The Indexing Process

Figure 3-1 summarizes the process of indexing a set of documents in a repository.

1. One by one, repository documents are opened (by K2 Spider by or some other indexing tool).

2. Each opened document’s format—such as Microsoft Word, Lotus 1-2-3, or HTML—is automatically identified.

3. K2 invokes the correct document filter for the format and extracts a word index from the document’s content.

4. K2 extracts document metadata (fields or attributes) for indexing into the collection’s document table. Several predefined metadata fields are supported, including author, date and title. Custom fields are also supported. You define custom fields with a name and data type, such as text, date, or numbers.

By extracting field values through gateways, K2 preserves the structure of structured and semi-structured documents so that users can target desired content more precisely.


Figure 3-1    Indexing documents into a collection



The collection’s document table also includes an identifying key (such as physical file system address or URL) for each document in the collection.

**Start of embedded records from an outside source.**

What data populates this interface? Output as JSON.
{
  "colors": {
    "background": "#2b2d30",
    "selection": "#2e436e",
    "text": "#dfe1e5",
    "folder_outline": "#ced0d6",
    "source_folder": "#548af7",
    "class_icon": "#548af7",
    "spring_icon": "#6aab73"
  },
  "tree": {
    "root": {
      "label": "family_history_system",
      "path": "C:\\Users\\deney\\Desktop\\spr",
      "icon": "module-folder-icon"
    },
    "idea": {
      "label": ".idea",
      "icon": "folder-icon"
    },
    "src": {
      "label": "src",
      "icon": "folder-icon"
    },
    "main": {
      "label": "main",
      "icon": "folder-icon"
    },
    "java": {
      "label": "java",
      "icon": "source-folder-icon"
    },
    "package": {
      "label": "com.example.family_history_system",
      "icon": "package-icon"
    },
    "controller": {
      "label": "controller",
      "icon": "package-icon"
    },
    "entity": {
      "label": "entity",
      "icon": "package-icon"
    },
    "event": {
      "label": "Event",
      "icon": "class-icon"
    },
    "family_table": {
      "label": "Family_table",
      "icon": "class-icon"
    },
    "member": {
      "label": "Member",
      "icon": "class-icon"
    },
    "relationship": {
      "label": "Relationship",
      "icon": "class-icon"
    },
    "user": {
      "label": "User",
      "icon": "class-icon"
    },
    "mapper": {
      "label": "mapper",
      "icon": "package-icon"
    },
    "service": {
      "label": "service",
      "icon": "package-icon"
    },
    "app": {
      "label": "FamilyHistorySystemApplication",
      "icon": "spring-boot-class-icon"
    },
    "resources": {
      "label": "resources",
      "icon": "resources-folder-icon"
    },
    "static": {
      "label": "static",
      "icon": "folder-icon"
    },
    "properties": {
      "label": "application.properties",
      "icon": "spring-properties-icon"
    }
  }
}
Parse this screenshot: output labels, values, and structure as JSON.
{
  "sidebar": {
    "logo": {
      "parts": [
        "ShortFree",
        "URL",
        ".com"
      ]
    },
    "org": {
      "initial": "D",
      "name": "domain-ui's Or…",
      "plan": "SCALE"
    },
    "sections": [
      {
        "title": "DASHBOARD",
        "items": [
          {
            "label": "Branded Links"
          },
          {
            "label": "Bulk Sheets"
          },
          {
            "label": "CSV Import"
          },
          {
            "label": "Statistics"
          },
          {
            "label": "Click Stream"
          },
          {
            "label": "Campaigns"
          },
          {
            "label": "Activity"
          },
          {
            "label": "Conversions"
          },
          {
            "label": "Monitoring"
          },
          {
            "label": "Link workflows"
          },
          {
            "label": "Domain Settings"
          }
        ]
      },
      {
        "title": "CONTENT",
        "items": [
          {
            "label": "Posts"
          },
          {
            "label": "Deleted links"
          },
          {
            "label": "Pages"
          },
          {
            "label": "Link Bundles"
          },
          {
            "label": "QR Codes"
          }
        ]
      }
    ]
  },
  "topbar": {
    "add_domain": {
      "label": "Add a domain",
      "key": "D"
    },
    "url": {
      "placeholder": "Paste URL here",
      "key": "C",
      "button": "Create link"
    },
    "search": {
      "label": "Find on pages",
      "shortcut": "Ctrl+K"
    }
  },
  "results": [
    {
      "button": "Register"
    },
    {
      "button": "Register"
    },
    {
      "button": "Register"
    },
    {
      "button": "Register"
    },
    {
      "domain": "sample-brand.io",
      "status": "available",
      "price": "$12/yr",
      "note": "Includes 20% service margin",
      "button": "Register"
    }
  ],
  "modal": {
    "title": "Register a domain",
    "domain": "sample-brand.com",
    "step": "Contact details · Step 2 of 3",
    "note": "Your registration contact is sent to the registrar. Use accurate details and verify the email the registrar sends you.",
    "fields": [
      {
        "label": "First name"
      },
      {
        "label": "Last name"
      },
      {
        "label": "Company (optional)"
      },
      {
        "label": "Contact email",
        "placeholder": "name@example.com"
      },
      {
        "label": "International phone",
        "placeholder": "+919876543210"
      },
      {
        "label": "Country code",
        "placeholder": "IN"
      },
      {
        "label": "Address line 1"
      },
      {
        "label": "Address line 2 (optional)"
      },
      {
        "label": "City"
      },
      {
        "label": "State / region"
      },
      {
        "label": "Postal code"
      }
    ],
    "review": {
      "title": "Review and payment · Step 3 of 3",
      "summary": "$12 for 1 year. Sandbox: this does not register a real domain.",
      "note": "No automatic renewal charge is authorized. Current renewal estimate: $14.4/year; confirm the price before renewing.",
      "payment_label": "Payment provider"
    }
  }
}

A collection can optionally store data for document zones and fields. A zone is a named region of text in a document, such as the area in the <h2> or <body> tags in an HTML file. A collection that includes zones allows users to search these regions of a document for specific content.

For more information about building collections, see the Verity Command-Line Indexing Reference, the Verity Collection Reference., and the Verity K2 Dashboard Administrator Guide.

 

 
Note   Verity also provides API s for indexing collections from within an application. For more information, see the discussion of the Collection Indexing API in Client APIs.